Como se conhecem as pessoas
Redação DM
Publicado em 23 de fevereiro de 2018 às 23:16 | Atualizado há 7 anos
Dias atrás, aqui do meu apartamento, ouvi um tendepá esquisito na rua, em frente ao meu prédio, e, junto com toda a vizinhança que butucou a cara na janela, fomos ver o que era. Cá de cima, vi um grupo de quatro ou cinco homens sojigando um rapazinho franzino, que, àquela hora, já estava estendido na rua, de cara no chão, junto ao meio-fio, com um pesado sapato encalcando suas costas.
Como todo curioso, fiquei ali observando, e quando reconheci o delegado Waldir no meio deles, e sendo meu vizinho e conhecido, deliberei descer e encostar para assuntar de que se tratava.

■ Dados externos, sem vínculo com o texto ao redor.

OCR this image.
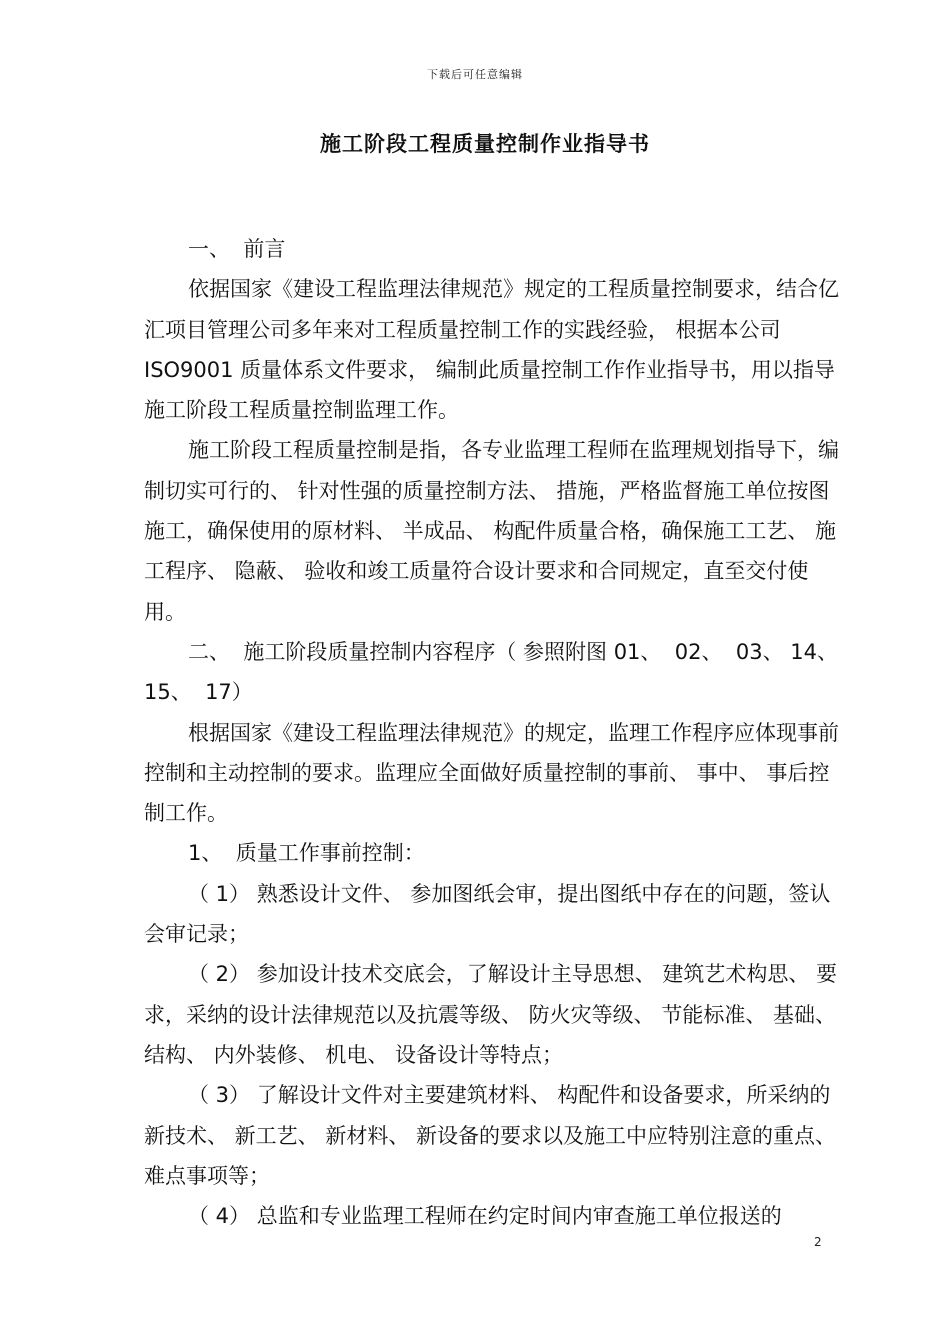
下载后可任意编辑
施工阶段工程质量控制作业指导书

一、  前言

依据国家《建设工程监理法律规范》规定的工程质量控制要求，结合亿汇项目管理公司多年来对工程质量控制工作的实践经验， 根据本公司 ISO9001 质量体系文件要求， 编制此质量控制工作作业指导书，用以指导施工阶段工程质量控制监理工作。

施工阶段工程质量控制是指，各专业监理工程师在监理规划指导下，编制切实可行的、 针对性强的质量控制方法、 措施，严格监督施工单位按图施工，确保使用的原材料、 半成品、 构配件质量合格，确保施工工艺、 施工程序、 隐蔽、 验收和竣工质量符合设计要求和合同规定，直至交付使用。

二、  施工阶段质量控制内容程序（ 参照附图 01、  02、  03、 14、  15、  17）

根据国家《建设工程监理法律规范》的规定，监理工作程序应体现事前控制和主动控制的要求。监理应全面做好质量控制的事前、 事中、 事后控制工作。

1、  质量工作事前控制：

（ 1） 熟悉设计文件、 参加图纸会审，提出图纸中存在的问题，签认会审记录；

（ 2） 参加设计技术交底会，了解设计主导思想、 建筑艺术构思、 要求，采纳的设计法律规范以及抗震等级、 防火灾等级、 节能标准、 基础、 结构、 内外装修、 机电、 设备设计等特点；

（ 3） 了解设计文件对主要建筑材料、 构配件和设备要求，所采纳的新技术、 新工艺、 新材料、 新设备的要求以及施工中应特别注意的重点、 难点事项等；

（ 4） 总监和专业监理工程师在约定时间内审查施工单位报送的

2
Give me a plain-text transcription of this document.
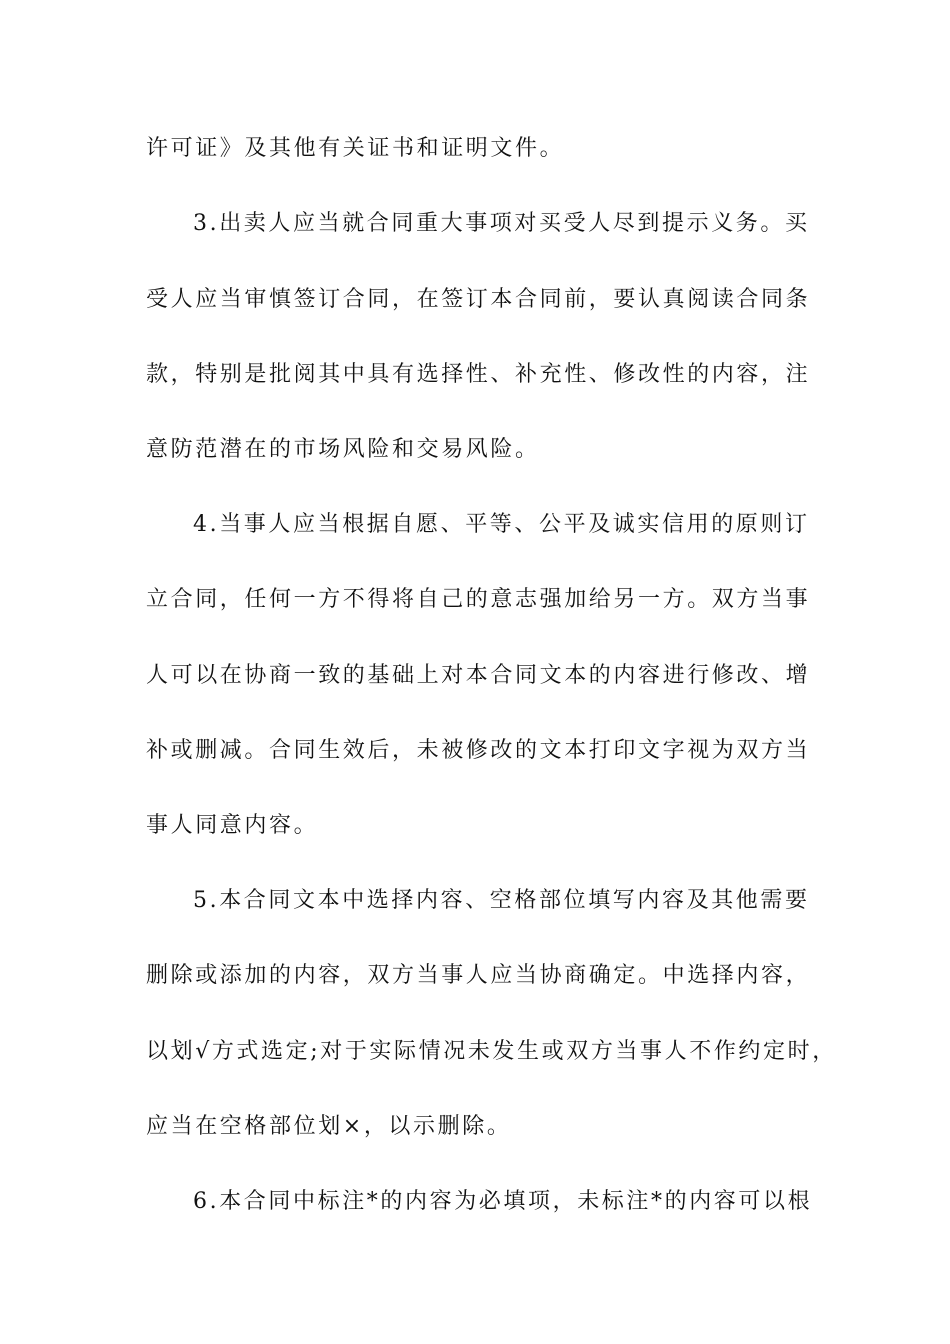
许可证》及其他有关证书和证明文件。
3.出卖人应当就合同重大事项对买受人尽到提示义务。买
受人应当审慎签订合同，在签订本合同前，要认真阅读合同条
款，特别是批阅其中具有选择性、补充性、修改性的内容，注
意防范潜在的市场风险和交易风险。
4.当事人应当根据自愿、平等、公平及诚实信用的原则订
立合同，任何一方不得将自己的意志强加给另一方。双方当事
人可以在协商一致的基础上对本合同文本的内容进行修改、增
补或删减。合同生效后，未被修改的文本打印文字视为双方当
事人同意内容。
5.本合同文本中选择内容、空格部位填写内容及其他需要
删除或添加的内容，双方当事人应当协商确定。中选择内容，
以划√方式选定;对于实际情况未发生或双方当事人不作约定时，
应当在空格部位划×，以示删除。
6.本合同中标注*的内容为必填项，未标注*的内容可以根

Era um pivete, meio escurinho e franzino, que – dizendo eles – tinha afanado na porta do Restaurante Master Grill, aqui a um quarteirão de casa e onde costumo comer, um celular e parece que cinquenta reais de um menino que voltava da escola.
Os que o prenderam estavam no afinco de dar um corretivo no moleque, que disse morar em Aparecida de Goiânia.
Fiquei abismado com a atitude do pequeno larápio, quando ele, deitado e com a cara pregada no chão, a mando do delegado Waldir, de vez em quando levantava a cabeça, insultando todo mundo, numa confiança de quem já era escolado na marginalidade, vociferava:
– Não adianta chamar polícia, não, que se me levarem pra lá pra delegacia, logo vou sair e se um dia for condenado eu vou ficar é no semiaberto, porque eu sou de menor!
E insultou todo mundo o quanto pôde e xingava por quantos capetas tinha no inferno, até que a polícia chegou, com dois parrudos soldados, que o algemaram e levaram para uma não sei onde.
Durante aqueles momentos, enquanto a polícia não vinha, e eu, sem dizer quem eu era (pois nunca mostrei minha identidade de desembargador a ninguém nem dei “carteirada” em nenhuma “blitz”), escutei dos circunstantes que hoje em dia qualquer pessoa bem vestida e aparentando ser de boa situação, é uma potencial vítima dos descuidistas, batedores de carteira e carregadores de celular.
Acho que estou vacinado neste caso, pois ando, na diária, de bermudas e chinela de dedo, anônimo, não para desviar-me dos ladrões, mas por minha própria natureza, trafegando na rua livremente sem ser incomodado, botando um terno em ocasiões muito especiais. Quando preciso ir ao centro, pego o coletivo e livro-me de multas, pagar estacionamento ou mesmo abalroar ou ser abalroado, trazendo dor de cabeça. Toda semana vou ao “Diário da Manhã” ver os amigos, e tenho a sorte de meu ônibus 019 ter uma parada aqui dejunto de casa e o ponto final no terminal da Praça da Bíblia, a poucos metros do jornal.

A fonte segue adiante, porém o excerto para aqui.